Bocche cucite al Tribunale di Imperia, al termine del lungo interrogatorio di Filippo Oldani, accusato di avere strangolato la madre Lorella Capano di 58 anni, trovata senza vita nella casa di vacanza a Sanremo in via Hope lunedì 6 luglio 2026. Emerge che il giovane, durante l’udienza di questa mattina, venerdì 10 luglio 2026, avrebbe confessato l’omicidio.
Oltre due ore d’interrogatorio
Il ragazzo, studente universitario 20enne, residente a Cusago dove viveva con la madre nell’esclusiva zona residenziale Milano Visconti, è stato ascoltato per due ore e mezza dal giudice per le indagini preliminari Massimiliano Botti e dal pm Enrico Cinnella Della Porta, assistito dagli avvocati Giovanni Briola del Foro di Milano e dal sanremese Alessandro Moroni, che al termine dell’incontro in tribunale si sono limitati all’affermazione lapidaria «Non rilasciamo dichiarazioni».
Il giovane ha risposto alle domande del magistrato e avrebbe confessato l’omicidio.

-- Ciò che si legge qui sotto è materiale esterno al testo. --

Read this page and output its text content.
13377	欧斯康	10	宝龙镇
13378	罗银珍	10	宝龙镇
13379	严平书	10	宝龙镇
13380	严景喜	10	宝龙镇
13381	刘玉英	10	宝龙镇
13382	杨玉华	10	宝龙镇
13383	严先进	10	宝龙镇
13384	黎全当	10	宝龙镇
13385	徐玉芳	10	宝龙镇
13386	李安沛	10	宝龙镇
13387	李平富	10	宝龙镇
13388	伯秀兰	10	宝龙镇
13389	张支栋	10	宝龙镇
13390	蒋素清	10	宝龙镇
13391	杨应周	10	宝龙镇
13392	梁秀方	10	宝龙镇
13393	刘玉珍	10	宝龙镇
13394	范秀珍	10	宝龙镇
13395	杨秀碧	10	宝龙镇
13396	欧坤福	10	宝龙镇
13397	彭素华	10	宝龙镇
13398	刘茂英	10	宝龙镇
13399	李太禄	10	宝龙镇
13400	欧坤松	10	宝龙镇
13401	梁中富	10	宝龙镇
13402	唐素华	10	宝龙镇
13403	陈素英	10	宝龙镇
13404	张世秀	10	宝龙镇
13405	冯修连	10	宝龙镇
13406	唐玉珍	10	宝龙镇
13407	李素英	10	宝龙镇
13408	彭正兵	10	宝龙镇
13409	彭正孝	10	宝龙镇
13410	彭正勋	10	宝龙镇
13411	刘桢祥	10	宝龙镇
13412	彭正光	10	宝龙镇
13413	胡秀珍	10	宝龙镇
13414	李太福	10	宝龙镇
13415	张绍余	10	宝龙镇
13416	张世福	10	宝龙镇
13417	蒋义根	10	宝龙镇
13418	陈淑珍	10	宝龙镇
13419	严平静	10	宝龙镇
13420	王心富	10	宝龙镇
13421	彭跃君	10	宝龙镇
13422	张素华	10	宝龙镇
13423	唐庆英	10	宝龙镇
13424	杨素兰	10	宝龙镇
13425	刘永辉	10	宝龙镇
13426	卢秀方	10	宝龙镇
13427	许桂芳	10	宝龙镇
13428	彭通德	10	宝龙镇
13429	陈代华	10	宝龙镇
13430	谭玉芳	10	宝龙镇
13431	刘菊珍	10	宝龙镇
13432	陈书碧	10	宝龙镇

Convalidato l’arresto e disposta la custodia cautelare in carcere. Filippo, terminato l’interrogatorio, è stato riaccompagnato nella casa circondariale di Valle Armea. Ora è accusato di omicidio volontario aggravato dal vincolo della parentela.
La vicenda
Nel suo racconto, reso martedì 7 luglio nella caserma dei Carabinieri di Sanremo, Filippo aveva affermato di essere uscito di casa intorno alle 19.15 per andare al ristorante da solo (la madre accusava un malessere) e di essere rientrato verso le 22, non riuscendo più a entrare in casa. È stato lui stesso a chiamare i Vigili del fuoco che hanno trovato la donna riversa a terra con evidenti segni sul collo e sui polsi, inflitti, forse, in un disperato tentativo di difesa. I militari hanno anche sequestrato un tablet e alcuni documenti nell’abitazione di madre e figlio a Cusago. Domani, sabato 11 luglio 2026, è prevista l’autopsia sul corpo della donna.